Applying abstraction skills is vital for developers working in collaborative long term projects to ensure continuous expressiveness of the code you’re writing. This is helpful when designing code, to determine which processes happen when or where, or to identify the processes that depend on each other. The identification of important information will enable you to leave out a lot of unnecessary code, you’ll be able to write documentation and leave code comments.

All these different tasks will require you to be able to identify important information to a user at any given time. It will also enable you to assist the users get familiar with the product in the shortest time possible. As a developer I have gone to certain documentation and the ones I found easiest to use are from software and products that I’m still using to date which is to say good abstraction goes a long way.

Algorithmic Thinking

This is a combination of all the three elements we’ve covered so far. It involves designing algorithms that can determine the appropriate steps to take and organizing them into a series of instructions for solving a problem correctly. Each algorithm typically has a starting point, a finishing point and a set of well-defined instructions in between.

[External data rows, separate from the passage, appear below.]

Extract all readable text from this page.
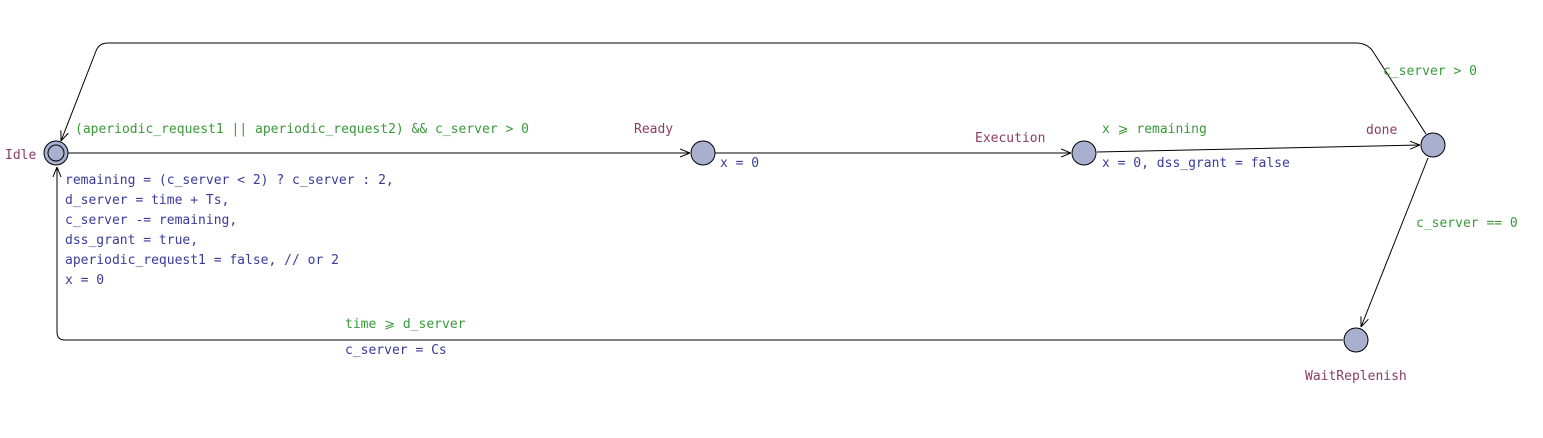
Idle
Ready
Execution
done
WaitReplenish
(aperiodic_request1 || aperiodic_request2) && c_server > 0
remaining = (c_server < 2) ? c_server : 2,
d_server = time + Ts,
c_server -= remaining,
dss_grant = true,
aperiodic_request1 = false, // or 2
x = 0
x = 0
x ⩾ remaining
x = 0, dss_grant = false
c_server > 0
c_server == 0
time ⩾ d_server
c_server = Cs
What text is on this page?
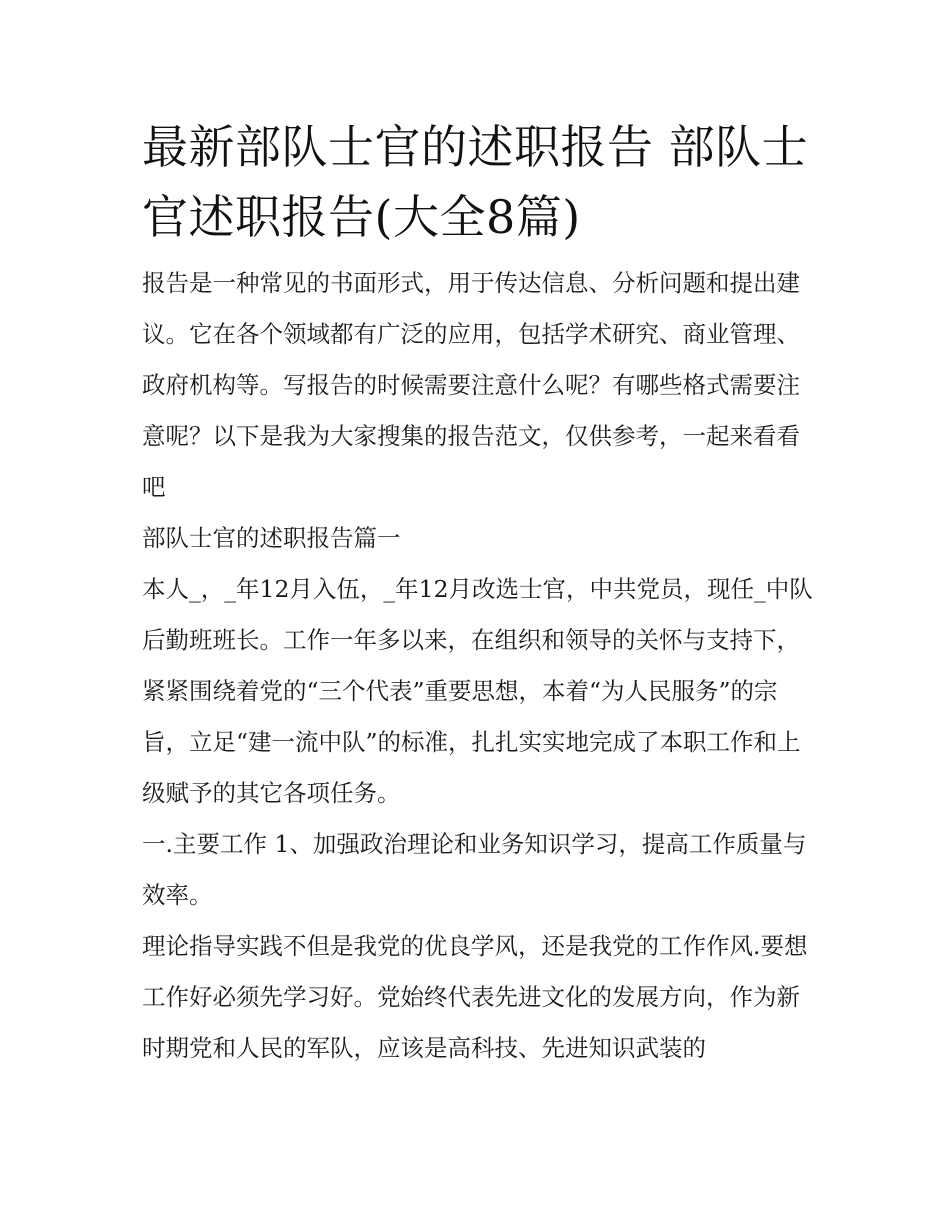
最新部队士官的述职报告 部队士官述职报告(大全8篇)

报告是一种常见的书面形式，用于传达信息、分析问题和提出建议。它在各个领域都有广泛的应用，包括学术研究、商业管理、政府机构等。写报告的时候需要注意什么呢？有哪些格式需要注意呢？以下是我为大家搜集的报告范文，仅供参考，一起来看看吧

部队士官的述职报告篇一

本人_，_年12月入伍，_年12月改选士官，中共党员，现任_中队后勤班班长。工作一年多以来，在组织和领导的关怀与支持下，紧紧围绕着党的“三个代表”重要思想，本着“为人民服务”的宗旨，立足“建一流中队”的标准，扎扎实实地完成了本职工作和上级赋予的其它各项任务。

一.主要工作 1、加强政治理论和业务知识学习，提高工作质量与效率。

理论指导实践不但是我党的优良学风，还是我党的工作作风.要想工作好必须先学习好。党始终代表先进文化的发展方向，作为新时期党和人民的军队，应该是高科技、先进知识武装的
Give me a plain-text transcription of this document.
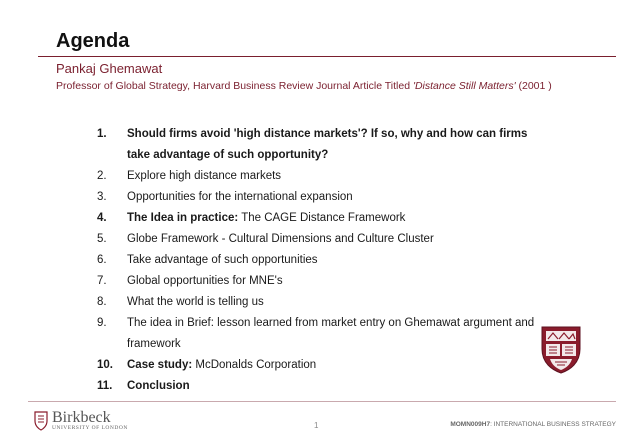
Agenda
Pankaj Ghemawat
Professor of Global Strategy, Harvard Business Review Journal Article Titled 'Distance Still Matters' (2001 )
1.	Should firms avoid 'high distance markets'? If so, why and how can firms take advantage of such opportunity?
2.	Explore high distance markets
3.	Opportunities for the international expansion
4.	The Idea in practice: The CAGE Distance Framework
5.	Globe Framework - Cultural Dimensions and Culture Cluster
6.	Take advantage of such opportunities
7.	Global opportunities for MNE's
8.	What the world is telling us
9.	The idea in Brief: lesson learned from market entry on Ghemawat argument and framework
10.	Case study: McDonalds Corporation
11.	Conclusion
Birkbeck
UNIVERSITY OF LONDON	1	MOMN009H7: INTERNATIONAL BUSINESS STRATEGY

A practical use case of algorithm design in code writing is with the development of solutions that are increasingly used to automate software development processes for efficient creation and deployment of the product. For example with GitHub Actions, which is a product of algorithm design, users can build simple workflows for code reviews, branch management and issue tracking which will in turn level up the CI/CD pipeline.

Being able to apply all these solutions within your code development and developer journey will enable you to share your solutions with users quicker, you’ll improve the quality of the softwares we bring to market.

The Place of Community

Community is one of the better outcomes of learning to code, because they are groups of like minded individuals who come together to solve problems and offer different perspectives on particular technologies, in the right community you’ll:

  • Get access to up-to-date information
  • Receive insightful answers
  • Get tips & tricks for all-level programmers
  • Get links to resources, talks and research papers
  • Meet new friends, coding partners, mentors and/or business partners

When you join a community encourage yourself to participate by focusing on the specific challenges you are trying to solve. Create opportunities for great interactions, to learn and to grow.